キルドレという永遠の子供たちの戦闘機乗りたちが主役を務める『スカイ・クロラシリーズ』の第2作。
本作の主人公は前作の主人公カンナミ・ユーヒチが配属された基地の教官だったクサナギこと草薙水素が主人公。彼女がまだ戦闘機乗りだった頃の話。つまり前作から時代が遡った物語となっている。

この『スカイ・クロラシリーズ』、前作同様、端的な描写と独特の浮遊感を湛えた文章で紡がれる。それはクサナギの一人称を通じた戦闘機乗りの、そしてキルドレという特殊な人間の思いだ。その思いは断片的で、実に恣意的だ。つまりこのシリーズはミステリではなく、ジャンル的には純文学に近い。

それらは戦闘シーンと同僚たちとの交流と云った日常的な出来事が淡々と流れるように語られる。
町へ繰り出し、上手いものを食べ、女を抱く同僚たちの日常に、笹倉のバイクを初めて運転させてもらうクサナギの様子など青春グラフィティさながらだ。

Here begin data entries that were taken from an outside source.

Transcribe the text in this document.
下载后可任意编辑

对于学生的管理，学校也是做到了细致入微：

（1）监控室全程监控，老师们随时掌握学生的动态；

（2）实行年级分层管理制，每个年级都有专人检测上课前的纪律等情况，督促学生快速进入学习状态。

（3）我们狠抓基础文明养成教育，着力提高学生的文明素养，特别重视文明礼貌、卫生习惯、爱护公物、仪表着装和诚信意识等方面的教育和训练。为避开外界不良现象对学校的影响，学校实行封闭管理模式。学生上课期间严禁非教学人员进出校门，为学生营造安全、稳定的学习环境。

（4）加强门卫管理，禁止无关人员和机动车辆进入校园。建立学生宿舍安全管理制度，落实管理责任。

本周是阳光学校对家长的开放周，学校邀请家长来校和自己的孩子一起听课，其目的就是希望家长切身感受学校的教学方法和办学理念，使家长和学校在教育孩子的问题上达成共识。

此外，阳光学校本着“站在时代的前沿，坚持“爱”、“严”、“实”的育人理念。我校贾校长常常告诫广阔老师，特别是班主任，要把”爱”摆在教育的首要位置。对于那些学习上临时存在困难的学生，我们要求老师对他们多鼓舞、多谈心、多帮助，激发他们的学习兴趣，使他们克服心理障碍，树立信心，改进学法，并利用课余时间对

その中でもやはり中心となって描かれるのはクサナギが任務に就いている時の戦闘シーン。
短文と改行を多用し、極力無駄を配したリズミカルな文章で紡がれるそれは、数ページに亘り、ページの上部のみに文字が集約され、そして短文であるがために下部が白紙であることで、さながら文章自体が空の雲と空を飛ぶ様子を表しているような感覚を与え、読者が実際に空を飛び、そしてクサナギの感じるGすらも体感するように思える。

また戦闘機乗りの独特の死生観も実に興味深い。
前作では寿命がないために、事故や殺人に遭わなければ永遠に死ぬことのないキルドレの、厭世観や虚無感が全面的に押し出されていた感じがあり、彼らは死ぬことに対して抵抗感がなく、むしろ死ぬ唯一の方法が撃墜されることなのだと云わんばかりに空を飛び、そして敵を戦っていた。また死地である空を飛んでいる時にだけ、彼らは生への充実感を覚え、いつまでも飛んでいたいという矛盾を抱えていた。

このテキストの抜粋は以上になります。